Cet ouvrage commence par une série de mises au point sur les attentats du 11 septembre 2001: entre autres que Ben Laden a peu à voir avec les Palestiniens et leur cause "...instrument politique jetable..." (pages 47-54), que les terroristes d'Al-Qaïda n'ont pas grand-chose en commun avec les kamikazes japonais de 1944-45 (pages 28-29), que les Occidentaux ont tort de céder aux atavismes de leur éducation laïque et de regarder Ben Laden comme un nouveau Trotsky enturbanné pourfendeur du capitalisme... (pages 55-62).
La deuxième partie de l'ouvrage de Frédéric Encel est une exposition des soubassements et des conséquences stratégiques des attentats du 11 septembre 2001. L'auteur commence par se demander si l'alliance établie entre les USA et les forces islamiques réactionnaires fut vraiment une erreur stratégique; il en arrive à la conclusion que non (pages 85-89). La seule erreur commise aurait été, selon lui, de ne point isoler Ben Laden de ses soutients financiers à partir du moment où cet homme se révéla hostile aux USA... (On voit par les difficultés que rencontrent ceux qui le combattent aujourd'hui le caractère impraticable d'une telle mesure de sécurité. Autant chercher une aiguille dans une botte de foin. En viendra-t-on un jour à mettre le feu à la botte saoudienne toute entière...?)
Encel signale à la page 103 que Ben Laden, au lieu de faire couler un sang quasi innocent en telle abondance, aurait pu se contenter de frapper une cible symbolique, telle que la Statue de la Liberté... Il aurait ainsi ridiculisé son adversaire tout en lui ôtant les moyens politiques de son actuel expansionnisme militaire. Car le blanc-seing donné par la majorité des gouvernements de cette planète au déploiement américain dans la région du golfe Persique et en Asie Centrale constitue bien le présent très concret de Ben Laden au monde musulman (page 122)...
La troisième partie de l'ouvrage traite de la nouvelle confrontation de la démocratie occidentale avec ce que Encel nomme justement le "troisième totalitarisme". Il fait d'abord utilement remarquer que les propos médiatisés de Ben Laden relèvent pénalement, en droit français, de "l'apologie de crime contre l'humanité; incitation aux actes de terrorisme; incitation à la discrimination, la haine et la violence raciale."(page 142). Il fait remarquer que la mise en cause des relations de la France avec les Etats dont les ressortissants financent la propagande et le terrorisme islamiste nuira aux ventes d'armes de ce pays et entraînera des milliers de licenciements (page 153). Il montre aux pages 158 à 162 les raisons qui empêchent les jeunes "beurs" de se sentir véritablement français, de se sentir européens, les empêchent aussi d'approfondir leurs éventuelles racines "arabes", et les poussent finalement vers une sous-culture intégriste. L'auteur prend ensuite vigoureusement parti pour une culture nationale sans complexes, seule capable d'enraciner cette jeunesse menacée de partir à la dérive.
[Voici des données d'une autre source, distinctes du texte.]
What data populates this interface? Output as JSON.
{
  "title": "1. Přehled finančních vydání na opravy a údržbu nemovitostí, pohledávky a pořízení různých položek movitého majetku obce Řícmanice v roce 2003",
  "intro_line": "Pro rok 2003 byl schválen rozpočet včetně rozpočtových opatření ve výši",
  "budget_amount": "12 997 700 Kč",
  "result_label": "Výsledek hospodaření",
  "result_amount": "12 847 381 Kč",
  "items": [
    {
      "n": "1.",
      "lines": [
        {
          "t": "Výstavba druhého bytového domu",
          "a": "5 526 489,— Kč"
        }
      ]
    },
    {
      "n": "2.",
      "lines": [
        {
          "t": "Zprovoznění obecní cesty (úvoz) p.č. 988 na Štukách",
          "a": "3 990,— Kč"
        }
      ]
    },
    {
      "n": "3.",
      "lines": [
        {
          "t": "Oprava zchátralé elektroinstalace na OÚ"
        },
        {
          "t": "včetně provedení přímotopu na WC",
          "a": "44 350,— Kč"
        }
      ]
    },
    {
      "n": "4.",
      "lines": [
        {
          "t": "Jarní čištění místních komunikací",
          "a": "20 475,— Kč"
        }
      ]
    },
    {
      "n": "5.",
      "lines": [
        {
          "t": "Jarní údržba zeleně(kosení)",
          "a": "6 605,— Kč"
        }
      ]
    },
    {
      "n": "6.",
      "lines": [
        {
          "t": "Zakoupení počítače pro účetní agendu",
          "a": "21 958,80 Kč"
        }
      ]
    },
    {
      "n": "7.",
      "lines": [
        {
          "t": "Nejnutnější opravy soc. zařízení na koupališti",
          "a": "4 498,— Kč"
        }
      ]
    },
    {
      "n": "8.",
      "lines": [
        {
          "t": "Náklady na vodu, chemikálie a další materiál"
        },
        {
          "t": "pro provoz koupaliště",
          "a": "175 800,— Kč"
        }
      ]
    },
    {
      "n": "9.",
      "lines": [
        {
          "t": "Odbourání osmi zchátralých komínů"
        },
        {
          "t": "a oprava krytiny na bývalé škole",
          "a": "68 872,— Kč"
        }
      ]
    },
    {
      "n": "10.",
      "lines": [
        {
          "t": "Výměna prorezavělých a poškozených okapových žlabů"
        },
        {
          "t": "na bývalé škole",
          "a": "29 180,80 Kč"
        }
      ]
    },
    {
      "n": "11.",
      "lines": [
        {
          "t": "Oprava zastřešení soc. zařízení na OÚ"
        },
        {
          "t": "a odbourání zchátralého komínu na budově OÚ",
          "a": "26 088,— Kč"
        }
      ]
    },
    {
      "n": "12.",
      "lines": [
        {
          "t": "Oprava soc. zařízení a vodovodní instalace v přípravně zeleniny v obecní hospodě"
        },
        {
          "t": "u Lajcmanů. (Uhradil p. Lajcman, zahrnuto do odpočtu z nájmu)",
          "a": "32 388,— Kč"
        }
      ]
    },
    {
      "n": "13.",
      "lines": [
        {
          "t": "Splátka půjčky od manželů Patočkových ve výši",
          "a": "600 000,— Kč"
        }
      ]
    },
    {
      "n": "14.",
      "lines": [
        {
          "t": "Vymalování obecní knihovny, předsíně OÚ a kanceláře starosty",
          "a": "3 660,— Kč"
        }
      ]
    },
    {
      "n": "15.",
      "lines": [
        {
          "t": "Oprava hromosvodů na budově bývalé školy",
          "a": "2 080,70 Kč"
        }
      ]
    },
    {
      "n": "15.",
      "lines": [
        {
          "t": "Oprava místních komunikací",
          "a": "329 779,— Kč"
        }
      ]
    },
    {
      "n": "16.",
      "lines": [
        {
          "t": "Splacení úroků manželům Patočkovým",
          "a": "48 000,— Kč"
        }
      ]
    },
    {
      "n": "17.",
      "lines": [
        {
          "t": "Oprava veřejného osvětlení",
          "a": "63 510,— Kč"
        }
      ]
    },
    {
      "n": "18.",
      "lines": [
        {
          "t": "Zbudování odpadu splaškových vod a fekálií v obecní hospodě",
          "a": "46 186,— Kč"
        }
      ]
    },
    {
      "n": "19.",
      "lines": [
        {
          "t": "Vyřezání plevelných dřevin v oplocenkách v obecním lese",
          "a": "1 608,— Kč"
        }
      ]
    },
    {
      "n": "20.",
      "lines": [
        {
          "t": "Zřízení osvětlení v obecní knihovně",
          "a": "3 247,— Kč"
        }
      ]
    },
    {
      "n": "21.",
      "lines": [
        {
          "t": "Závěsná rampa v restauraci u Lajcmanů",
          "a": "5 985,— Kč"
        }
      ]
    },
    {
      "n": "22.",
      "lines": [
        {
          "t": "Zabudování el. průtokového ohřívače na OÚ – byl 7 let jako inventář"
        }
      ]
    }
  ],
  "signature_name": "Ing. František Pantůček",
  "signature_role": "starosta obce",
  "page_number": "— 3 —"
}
Pour finir, deux erreurs à relever: en matière de droit islamique, l'auteur charge par trop le hanbalisme en lui imputant la responsabilité du jihad. On peut produire d'excellents jihads sur la base juridique du malékisme (voir la piraterie barbaresque...) ou du hanéfisme (voir le corps des janissaires...). Ensuite, historiquement, les ancêtres d'Al-Qaïda ne sont pas les Hashashin moyenâgeux. Pour savoir qui est à l'origine de ces pratiques, je conseille à tous la lecture des hadith de Bokhâri.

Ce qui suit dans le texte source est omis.